Apache Pig and How to Process Data Using Apache Pig
Pig is a high-level scripting language that is used in processing data by the users of Apache Hadoop. Therefore, even without learning other programming languages like Java, the data workers are still able to achieve data processing. If you are familiar with scripting languages and SQL, the task is more appealing since Pig Latin is a simple scripting language that`s used in Pig Apache.
You can achieve complete processing of data simply since the high-level scripting language is complete. Additionally, Pig offers added advantage since you can use the code in most major programming languages such as JRuby, Python and even Java. Therefore, using Pig Apache, you will be able to achieve large and complex applications that will handle the business problems. But how do you process data using Apache Pig?

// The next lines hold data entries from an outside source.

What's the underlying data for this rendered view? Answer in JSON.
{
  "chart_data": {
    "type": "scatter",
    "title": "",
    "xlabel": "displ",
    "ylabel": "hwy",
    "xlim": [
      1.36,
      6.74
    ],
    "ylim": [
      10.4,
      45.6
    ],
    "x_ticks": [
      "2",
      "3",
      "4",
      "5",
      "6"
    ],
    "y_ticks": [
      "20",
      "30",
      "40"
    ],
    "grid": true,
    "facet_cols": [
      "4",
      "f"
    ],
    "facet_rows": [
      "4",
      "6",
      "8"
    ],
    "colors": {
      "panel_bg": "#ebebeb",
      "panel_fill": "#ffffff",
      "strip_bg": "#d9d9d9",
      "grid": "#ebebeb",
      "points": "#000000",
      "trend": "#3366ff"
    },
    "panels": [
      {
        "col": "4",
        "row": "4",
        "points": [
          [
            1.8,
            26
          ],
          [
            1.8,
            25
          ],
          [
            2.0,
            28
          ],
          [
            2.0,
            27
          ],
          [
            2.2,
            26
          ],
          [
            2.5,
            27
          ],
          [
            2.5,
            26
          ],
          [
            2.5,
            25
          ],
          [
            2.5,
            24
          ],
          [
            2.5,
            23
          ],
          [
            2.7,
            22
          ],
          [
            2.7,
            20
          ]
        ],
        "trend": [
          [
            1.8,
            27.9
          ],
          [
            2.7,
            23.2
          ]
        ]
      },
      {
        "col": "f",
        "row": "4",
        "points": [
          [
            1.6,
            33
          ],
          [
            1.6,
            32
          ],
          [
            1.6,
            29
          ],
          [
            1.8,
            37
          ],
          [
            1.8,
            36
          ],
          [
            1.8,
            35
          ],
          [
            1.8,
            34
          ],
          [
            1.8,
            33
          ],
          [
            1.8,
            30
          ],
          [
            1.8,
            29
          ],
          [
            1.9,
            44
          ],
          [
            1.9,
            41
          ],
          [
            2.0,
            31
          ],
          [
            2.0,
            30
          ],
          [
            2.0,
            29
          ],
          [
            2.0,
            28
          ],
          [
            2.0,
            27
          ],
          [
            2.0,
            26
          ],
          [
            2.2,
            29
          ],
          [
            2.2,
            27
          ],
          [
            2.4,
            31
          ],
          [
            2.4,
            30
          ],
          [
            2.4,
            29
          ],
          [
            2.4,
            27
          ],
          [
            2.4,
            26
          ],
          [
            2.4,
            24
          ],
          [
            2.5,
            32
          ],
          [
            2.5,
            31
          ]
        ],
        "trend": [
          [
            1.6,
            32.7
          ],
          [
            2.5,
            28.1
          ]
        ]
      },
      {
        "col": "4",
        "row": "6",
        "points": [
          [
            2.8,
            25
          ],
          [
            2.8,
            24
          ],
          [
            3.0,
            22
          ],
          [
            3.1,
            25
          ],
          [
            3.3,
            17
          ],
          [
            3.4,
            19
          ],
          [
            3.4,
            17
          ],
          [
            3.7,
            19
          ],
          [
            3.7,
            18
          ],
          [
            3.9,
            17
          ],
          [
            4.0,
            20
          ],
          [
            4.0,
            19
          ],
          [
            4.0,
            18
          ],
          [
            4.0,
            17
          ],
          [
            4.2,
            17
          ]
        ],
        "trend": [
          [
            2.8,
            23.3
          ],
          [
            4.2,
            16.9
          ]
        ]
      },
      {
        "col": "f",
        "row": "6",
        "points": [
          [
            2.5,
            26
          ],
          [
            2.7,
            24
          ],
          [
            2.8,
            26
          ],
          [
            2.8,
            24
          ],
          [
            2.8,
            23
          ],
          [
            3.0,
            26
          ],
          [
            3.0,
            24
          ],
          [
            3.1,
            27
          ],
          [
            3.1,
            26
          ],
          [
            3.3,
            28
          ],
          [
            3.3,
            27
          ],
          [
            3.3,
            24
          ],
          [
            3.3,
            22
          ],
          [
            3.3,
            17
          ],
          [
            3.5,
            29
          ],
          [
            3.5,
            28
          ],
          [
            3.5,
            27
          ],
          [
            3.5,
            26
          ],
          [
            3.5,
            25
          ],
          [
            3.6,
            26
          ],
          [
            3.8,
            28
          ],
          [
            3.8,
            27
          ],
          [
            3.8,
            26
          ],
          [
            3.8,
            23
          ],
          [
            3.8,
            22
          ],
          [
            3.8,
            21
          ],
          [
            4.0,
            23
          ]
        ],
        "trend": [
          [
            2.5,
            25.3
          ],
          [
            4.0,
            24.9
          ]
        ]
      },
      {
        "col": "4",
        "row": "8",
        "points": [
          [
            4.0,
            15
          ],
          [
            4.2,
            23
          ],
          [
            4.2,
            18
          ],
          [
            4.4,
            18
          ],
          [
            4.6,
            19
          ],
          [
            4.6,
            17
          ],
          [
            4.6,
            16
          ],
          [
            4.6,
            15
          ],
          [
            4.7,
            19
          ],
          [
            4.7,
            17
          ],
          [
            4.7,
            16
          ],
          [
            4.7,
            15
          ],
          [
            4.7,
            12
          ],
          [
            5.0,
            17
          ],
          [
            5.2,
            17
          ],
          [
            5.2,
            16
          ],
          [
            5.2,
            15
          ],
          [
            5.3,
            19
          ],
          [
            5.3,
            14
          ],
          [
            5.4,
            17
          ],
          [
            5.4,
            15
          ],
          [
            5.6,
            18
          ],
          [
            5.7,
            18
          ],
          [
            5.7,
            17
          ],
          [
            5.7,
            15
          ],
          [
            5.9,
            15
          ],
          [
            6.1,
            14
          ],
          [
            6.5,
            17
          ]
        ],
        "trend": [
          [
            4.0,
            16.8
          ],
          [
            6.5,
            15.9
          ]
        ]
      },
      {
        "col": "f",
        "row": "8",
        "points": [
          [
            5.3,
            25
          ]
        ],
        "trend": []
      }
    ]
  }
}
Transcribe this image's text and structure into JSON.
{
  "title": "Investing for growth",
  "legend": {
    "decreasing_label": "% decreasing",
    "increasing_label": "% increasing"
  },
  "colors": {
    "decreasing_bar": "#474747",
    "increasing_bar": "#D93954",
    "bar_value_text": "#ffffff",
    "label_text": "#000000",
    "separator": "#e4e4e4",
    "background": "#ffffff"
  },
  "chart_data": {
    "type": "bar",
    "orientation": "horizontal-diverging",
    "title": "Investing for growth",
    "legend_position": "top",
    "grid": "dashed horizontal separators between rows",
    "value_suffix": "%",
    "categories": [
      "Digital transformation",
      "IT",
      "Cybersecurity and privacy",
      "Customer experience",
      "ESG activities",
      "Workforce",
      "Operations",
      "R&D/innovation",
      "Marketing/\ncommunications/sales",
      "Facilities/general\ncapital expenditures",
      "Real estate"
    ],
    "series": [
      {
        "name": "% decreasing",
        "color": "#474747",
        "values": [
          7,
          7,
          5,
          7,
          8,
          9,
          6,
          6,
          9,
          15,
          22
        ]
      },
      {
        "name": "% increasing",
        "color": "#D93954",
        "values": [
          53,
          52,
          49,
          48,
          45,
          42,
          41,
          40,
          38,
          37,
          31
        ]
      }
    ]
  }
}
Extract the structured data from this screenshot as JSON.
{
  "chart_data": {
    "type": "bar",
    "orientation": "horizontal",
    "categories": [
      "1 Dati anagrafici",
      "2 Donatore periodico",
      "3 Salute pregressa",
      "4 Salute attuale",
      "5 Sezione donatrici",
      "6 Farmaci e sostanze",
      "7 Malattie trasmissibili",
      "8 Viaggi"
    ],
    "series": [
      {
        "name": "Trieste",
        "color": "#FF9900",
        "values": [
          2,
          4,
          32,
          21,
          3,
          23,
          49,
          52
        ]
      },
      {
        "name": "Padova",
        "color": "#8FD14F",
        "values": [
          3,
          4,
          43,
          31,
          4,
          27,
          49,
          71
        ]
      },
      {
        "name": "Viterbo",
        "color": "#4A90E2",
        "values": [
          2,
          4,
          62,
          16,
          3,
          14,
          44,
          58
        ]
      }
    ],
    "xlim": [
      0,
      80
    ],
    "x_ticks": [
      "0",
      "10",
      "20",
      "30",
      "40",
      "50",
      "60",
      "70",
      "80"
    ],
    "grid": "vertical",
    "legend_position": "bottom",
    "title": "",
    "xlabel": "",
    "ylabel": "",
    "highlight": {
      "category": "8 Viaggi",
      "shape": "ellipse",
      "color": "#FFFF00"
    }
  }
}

Steps to Follow When Processing Data with Apache Pig
Step 1: You first need to first have the path where you need the data to be downloaded from. Then once you download the data, you will unzip it into a directory that you can refer to when processing. Therefore you should make sure you can remember where the data will go after you have unzipped.
Step 2: Upload the Data So That You Can Process
Remember that format should be in HDP format, and this file system is normally separate from the LFS. Therefore, select the HDFS file view using the menu on your screen. Follow the normal uploading procedure which is clicking on the upload button and then the browse button to search for the file. Select the appropriate file that you downloaded. You should notice that the uploaded files will now be in a different formatwhich will be HDFS.
Step 3: Open Pig to Create Your Script
Click on the pig view in the menu, and the Pig interface will show. On the left side, you will notice the saved scripts and the jobs that were done previously if there are any. The right of the interface shows the saved scripts. Now, clicks the button showing the new script to begin the processing. Name the script by editing the “truck-events” field. Leave the HDFS location blank. Click on the ‘create’ button and go to next step.
Step 4: Define Relation
After creating the script, you now need to define the relation. There are two steps to do this, and one defines the relation named truck events and the next will be describing the command so as to view the truck events relation. After all, is set, save the script.
Step 5: Click Execute to Run the Script
After clicking the execute button you will notice that this leads to one or more map reduce jobs. There will be a change on the page too. You can end the process by clicking kill button or you can check the progress on the bar.
View the Data after Process is Complete
The dump command is used to view the data, and you should add it to the Pig script, save and execute it. You can sort it using the order by option.
Note that Apache Pig and Hive are different and the decision to use either depends on the purpose and the type of data.